El informe de Synopsis sugiere que las negociaciones salariales están mostrando sensibilidad a los incrementos inflacionarios, lo que podría presionar al gobierno para flexibilizar su pauta salarial de referencia si la inflación continúa superando las expectativas oficiales. Esta dinámica añade complejidad al delicado equilibrio que busca mantener el equipo económico entre estabilización macroeconómica y sostenibilidad social del programa en implementación.

La evolución salarial deberá ser monitoreada en conjunto con otros indicadores laborales relevantes, como niveles de empleo y tasa de participación en el mercado de trabajo, para obtener un panorama completo de la situación socioeconómica. El contexto actual, caracterizado por transformaciones estructurales en diversos sectores productivos y en la administración pública, añade incertidumbre a las perspectivas laborales para el resto del año.

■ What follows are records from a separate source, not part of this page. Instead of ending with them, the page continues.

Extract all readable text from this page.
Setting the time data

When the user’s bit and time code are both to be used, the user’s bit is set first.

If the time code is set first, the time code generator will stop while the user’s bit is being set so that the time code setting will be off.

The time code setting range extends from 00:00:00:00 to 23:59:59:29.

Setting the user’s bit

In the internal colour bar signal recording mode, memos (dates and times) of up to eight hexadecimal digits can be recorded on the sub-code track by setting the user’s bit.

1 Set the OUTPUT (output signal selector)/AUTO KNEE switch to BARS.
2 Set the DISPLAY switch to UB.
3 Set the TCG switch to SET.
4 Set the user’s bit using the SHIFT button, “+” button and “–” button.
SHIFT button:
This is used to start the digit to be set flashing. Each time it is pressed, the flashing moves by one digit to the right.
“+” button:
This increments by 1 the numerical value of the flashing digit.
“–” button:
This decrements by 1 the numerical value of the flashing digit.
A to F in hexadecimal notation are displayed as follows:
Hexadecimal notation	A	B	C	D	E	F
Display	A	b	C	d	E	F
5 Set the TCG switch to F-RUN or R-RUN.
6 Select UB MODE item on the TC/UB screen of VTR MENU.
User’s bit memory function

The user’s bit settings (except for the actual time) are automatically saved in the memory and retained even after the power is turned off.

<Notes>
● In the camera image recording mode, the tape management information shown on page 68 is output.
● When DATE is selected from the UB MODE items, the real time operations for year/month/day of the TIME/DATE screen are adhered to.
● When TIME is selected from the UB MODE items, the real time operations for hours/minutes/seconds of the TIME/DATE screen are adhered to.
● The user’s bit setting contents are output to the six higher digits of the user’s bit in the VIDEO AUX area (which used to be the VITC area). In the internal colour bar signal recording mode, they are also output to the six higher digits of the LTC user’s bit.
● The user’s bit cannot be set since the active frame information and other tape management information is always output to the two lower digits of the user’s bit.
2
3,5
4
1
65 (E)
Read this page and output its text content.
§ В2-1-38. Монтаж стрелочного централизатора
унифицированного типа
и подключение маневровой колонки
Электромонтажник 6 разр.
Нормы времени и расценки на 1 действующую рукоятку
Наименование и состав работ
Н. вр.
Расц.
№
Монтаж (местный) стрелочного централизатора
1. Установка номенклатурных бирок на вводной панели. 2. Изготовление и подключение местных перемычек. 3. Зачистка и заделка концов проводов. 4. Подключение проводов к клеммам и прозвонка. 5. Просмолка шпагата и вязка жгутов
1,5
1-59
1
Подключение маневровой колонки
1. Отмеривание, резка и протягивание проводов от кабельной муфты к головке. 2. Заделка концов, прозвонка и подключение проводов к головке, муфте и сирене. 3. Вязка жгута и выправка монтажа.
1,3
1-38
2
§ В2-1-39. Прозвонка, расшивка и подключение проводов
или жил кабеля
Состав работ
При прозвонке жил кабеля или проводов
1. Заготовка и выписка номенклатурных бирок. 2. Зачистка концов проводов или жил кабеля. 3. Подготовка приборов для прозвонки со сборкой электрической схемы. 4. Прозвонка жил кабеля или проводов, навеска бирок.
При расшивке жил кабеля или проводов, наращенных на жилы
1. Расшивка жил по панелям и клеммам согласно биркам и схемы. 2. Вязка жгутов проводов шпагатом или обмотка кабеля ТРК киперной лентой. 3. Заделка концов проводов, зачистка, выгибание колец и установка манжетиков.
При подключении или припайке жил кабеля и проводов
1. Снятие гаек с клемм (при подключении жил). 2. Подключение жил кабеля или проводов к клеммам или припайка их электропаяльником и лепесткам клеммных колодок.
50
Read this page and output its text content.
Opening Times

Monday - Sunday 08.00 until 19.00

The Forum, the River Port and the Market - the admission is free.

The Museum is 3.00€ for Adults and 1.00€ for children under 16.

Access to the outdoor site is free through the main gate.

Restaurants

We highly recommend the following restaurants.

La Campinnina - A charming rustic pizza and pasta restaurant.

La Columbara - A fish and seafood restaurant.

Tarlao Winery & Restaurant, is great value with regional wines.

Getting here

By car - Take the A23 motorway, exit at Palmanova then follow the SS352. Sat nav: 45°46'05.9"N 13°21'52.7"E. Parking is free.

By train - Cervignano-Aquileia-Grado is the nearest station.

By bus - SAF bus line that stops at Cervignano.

La dimensión política de las negociaciones paritarias no resulta menos relevante. Los sindicatos enfrentan el desafío de conseguir acuerdos que protejan el poder adquisitivo de sus representados en un contexto donde el gobierno ha manifestado explícitamente su intención de moderar las demandas salariales como parte de su estrategia antiinflacionaria.

El comportamiento de los salarios durante 2025 constituirá, sin duda, uno de los indicadores fundamentales para evaluar tanto la efectividad del programa económico como su impacto distributivo, especialmente considerando la profunda reconfiguración de las relaciones laborales y salariales que está experimentando la economía argentina en esta nueva etapa.